I'm trying to interpolate a Shamir secret in the exponent based on Boneh's and Shoup's book, Section 22.1 and Corollary 22.2. I think I understand how the scheme works, but I'm stuck now with some computations in a toy example that I've come up with. I'm a beginner so likely this is a beginner's mistake, any help would be appreciated! (The notation in here is based on Boneh's and Shoup's).

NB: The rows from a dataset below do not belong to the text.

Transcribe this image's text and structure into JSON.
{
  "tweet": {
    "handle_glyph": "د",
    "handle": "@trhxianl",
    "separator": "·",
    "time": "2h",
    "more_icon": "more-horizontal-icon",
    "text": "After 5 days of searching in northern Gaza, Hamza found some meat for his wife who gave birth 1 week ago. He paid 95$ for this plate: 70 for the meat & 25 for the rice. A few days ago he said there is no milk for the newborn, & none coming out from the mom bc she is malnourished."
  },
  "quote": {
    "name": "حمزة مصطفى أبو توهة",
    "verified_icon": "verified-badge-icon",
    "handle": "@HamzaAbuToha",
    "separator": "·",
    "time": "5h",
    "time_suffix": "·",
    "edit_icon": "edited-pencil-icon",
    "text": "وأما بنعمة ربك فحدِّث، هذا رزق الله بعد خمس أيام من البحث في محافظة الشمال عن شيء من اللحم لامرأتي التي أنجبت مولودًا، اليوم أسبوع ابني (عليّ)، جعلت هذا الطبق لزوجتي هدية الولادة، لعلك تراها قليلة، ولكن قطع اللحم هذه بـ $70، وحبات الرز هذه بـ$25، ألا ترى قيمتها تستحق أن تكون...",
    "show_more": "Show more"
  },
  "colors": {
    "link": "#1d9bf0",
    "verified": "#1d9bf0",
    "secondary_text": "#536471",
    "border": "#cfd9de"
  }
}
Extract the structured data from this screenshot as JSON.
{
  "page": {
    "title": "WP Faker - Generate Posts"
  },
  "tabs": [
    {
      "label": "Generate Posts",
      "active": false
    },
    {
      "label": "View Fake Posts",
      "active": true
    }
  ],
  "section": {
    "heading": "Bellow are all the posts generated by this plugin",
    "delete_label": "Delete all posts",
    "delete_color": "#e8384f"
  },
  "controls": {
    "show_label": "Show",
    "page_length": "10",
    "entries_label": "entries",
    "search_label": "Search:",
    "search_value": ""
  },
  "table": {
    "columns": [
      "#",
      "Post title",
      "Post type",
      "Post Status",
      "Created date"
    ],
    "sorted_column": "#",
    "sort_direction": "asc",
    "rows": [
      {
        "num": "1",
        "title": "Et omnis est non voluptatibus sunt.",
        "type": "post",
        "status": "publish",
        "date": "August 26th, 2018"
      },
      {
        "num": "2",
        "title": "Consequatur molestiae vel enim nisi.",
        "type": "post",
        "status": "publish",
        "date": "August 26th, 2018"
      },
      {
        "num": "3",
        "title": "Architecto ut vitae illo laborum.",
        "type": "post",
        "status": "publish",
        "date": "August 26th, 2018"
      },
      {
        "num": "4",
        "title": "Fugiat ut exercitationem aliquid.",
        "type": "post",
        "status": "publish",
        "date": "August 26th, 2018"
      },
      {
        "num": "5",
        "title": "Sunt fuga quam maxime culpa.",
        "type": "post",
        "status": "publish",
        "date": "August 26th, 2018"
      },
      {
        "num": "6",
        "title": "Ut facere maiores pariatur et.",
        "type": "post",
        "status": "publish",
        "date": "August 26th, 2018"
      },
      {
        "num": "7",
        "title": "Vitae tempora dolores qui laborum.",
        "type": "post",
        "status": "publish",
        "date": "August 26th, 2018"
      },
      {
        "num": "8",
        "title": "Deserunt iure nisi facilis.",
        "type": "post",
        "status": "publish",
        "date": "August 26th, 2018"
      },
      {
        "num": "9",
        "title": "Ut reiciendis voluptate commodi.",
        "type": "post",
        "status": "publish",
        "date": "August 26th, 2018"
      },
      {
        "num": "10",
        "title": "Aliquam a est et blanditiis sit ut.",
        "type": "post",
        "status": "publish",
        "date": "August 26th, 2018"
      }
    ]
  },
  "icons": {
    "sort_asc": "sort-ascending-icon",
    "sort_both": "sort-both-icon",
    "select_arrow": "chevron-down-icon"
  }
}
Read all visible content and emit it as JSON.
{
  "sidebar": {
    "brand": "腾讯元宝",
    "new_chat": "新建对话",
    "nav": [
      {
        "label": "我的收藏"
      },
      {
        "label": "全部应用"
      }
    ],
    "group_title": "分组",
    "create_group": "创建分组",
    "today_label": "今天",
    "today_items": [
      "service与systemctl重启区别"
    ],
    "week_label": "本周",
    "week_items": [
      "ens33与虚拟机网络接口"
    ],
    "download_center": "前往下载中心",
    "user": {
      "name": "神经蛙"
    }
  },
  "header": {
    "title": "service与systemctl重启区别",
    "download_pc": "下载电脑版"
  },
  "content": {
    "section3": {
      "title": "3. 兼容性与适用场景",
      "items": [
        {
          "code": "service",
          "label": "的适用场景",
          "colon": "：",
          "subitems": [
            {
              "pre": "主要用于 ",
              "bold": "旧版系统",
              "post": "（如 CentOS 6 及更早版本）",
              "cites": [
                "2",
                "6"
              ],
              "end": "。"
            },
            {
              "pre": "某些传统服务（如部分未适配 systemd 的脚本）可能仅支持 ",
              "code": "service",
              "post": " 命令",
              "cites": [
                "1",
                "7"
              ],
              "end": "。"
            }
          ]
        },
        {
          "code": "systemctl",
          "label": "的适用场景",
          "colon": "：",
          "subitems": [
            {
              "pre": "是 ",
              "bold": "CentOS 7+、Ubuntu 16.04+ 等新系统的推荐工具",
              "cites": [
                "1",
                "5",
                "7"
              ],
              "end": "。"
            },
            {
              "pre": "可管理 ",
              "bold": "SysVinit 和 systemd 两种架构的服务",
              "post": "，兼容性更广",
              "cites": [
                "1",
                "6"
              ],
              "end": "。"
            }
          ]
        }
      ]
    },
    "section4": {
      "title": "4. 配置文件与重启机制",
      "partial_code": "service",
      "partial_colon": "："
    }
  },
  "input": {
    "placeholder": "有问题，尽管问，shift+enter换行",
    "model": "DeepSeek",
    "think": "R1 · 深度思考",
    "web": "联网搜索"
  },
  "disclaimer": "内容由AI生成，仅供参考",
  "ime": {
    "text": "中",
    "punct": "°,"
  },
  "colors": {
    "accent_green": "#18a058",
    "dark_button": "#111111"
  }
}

Setup. In my example I'm working in $\mathbb{Z}_{127} = \{0,1,\ldots,126\}$ with $N=5$ shares and threshold $t=3$. The randomly generated polynomial is $\omega(x) = 84x^2 + 48x + 57$ with secret $\alpha=\omega(0)=57$. The $N=5$ key shares are $\alpha_1=\omega(1) = 62$, $\alpha_2=\omega(2) = 108$, $\alpha_3=\omega(3) = 68$, $\alpha_4=\omega(4) = 69$, and $\alpha_5=\omega(5) = 111$.
In this example, secret alpha $\alpha$ is recovered using the key shares of servers $J = \{2,4,5\}$. The corresponding Lagrange coefficients are:
- $\lambda_2 = \frac{0-4}{2-4}\frac{0-5}{2-5} = 88$
- $\lambda_4 = \frac{0-2}{4-2}\frac{0-5}{4-5} = 122$
- $\lambda_5 = \frac{0-2}{5-2}\frac{0-4}{5-4} = 45$
Problem. I'd like to compute $h^\alpha$, where $h$ is a user provided (blinded) value, without actually recovering $\alpha$ at one server (though that's not relevant right now). Assuming $h=89$, the result should be $89^{57} = 125$, but based on my computation I end up with something different. I'm trying to understand why.
Based on Corollary 22.2 we can compute: $ h^\alpha = \Pi_{j \in J}(h^{\omega(j)})^{\lambda_j}$, where $\omega(j) = \alpha_j$.
- $(h^{\alpha_2})^{\lambda_2} = (89^{108})^{88} = 32$
- $(h^{\alpha_4})^{\lambda_4} = (89^{69})^{122} = 16$
- $(h^{\alpha_5})^{\lambda_5} = (89^{111})^{45} = 111$
But, $32 \times 16 \times 111 = 63 \neq 125 = 89^{57}$.
I might be computing the exponentiation incorrectly, but don't know exactly where the problem is. Any help would be appreciated.